Last year in April, Sun Pharma announced its intent to buy out Ranbaxy from Daiichi in an all-stock deal at an enterprise value of $4 billion, including $800 million of debt that was on the Ranbaxy books. As part of the deal, Ranbaxy shareholders received 0.8 Sun Pharma shares for every Ranbaxy share they held. Daiichi held around 63.92% in Ranbaxy at the time of the merger. However, post Sun Pharma's acquisition of Ranbaxy in a share-swap deal its stake was altered to 8.93% in the combined entity. The company was also assigned rights to nominate one nominee director on Sun's board.

Since Ranbaxy's bitter tryst with the US FDA, share price of the company fell steeply. On April 2, 2014, Ranbaxy shares traded at Rs 371-level from Rs 737 in 2008, the purchase price Daiichi paid to Ranbaxy shareholders.

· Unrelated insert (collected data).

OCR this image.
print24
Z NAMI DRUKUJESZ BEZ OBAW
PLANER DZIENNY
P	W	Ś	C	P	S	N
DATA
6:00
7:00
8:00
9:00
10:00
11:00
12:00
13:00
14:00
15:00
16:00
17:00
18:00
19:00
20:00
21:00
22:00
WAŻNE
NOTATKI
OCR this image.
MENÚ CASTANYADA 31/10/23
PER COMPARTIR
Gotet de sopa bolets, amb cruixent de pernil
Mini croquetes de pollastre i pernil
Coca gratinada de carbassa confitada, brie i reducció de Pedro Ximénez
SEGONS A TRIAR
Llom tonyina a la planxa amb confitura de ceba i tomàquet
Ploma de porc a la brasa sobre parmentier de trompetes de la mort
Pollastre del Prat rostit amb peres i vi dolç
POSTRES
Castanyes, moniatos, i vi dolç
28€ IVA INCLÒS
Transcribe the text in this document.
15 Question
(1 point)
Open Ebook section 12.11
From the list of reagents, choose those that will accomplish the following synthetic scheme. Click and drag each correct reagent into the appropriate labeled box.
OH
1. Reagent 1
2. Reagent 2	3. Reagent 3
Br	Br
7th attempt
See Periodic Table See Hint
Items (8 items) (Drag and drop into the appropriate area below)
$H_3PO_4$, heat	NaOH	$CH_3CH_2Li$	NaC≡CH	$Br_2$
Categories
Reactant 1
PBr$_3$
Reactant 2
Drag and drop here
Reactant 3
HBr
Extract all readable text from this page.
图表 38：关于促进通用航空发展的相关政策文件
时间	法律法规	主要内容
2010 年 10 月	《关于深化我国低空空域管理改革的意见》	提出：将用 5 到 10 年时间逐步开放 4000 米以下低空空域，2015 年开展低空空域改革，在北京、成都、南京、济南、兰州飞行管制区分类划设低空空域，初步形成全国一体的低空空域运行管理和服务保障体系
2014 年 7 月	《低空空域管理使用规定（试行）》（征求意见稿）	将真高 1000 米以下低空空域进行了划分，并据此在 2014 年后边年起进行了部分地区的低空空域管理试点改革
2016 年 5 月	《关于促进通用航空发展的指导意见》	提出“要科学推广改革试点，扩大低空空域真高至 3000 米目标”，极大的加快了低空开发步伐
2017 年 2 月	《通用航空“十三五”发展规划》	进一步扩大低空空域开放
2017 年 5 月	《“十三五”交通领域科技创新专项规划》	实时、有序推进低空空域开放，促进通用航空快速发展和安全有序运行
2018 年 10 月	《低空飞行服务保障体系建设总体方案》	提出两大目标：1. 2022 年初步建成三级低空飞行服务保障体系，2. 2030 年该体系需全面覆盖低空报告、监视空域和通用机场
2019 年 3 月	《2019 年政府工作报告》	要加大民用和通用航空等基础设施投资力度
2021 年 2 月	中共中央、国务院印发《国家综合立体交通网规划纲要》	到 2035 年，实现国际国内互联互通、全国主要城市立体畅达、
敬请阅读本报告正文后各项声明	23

On Tuesday, Daiichi issued a statement which said "the sale of Sun Pharma shares has been completed". As part of the share sale, the Japanese firm sold a total of 21,49,69,058 shares of Sun Pharma. While Daiichi's share price was up 4.4% on Tokyo Stock Exchange, Sun's share fell 8.86% to Rs 951.60 on BSE.

About the impact of the deal on the company's financials, the Japanese firm said in its statement, "Daiichi Sankyo will make an announcement concerning the effect of any gain or loss on the sale of Sun Pharma shares when results of operations for the fiscal year ending in March 2015 are announced."

In a research report, ICICI Direct said, "Daiichi Sankyo has offloaded its entire 8.93% stake (21.4 crore shares) in Sun Pharma in the open market. The company has assigned indicative price band of Rs 930 and Rs 1,043.80 per share. On upper band, the total consideration stands at approx. Rs 22,420 crore. The company has sighted "perspective of improvement in corporate value'' as the reason for offloading".

According to a pharma analyst, appreciation of the Sun Pharma shares since the announcement of the merger could be a major reason for Daiichi to find this time as suitable for exit. However, the Japanese drugmaker could not make any gain from the deal as the 9% share sale in Sun Pharma yielded at least $1 billion less than what Daiichi paid for Ranbaxy in 2008, the analyst added.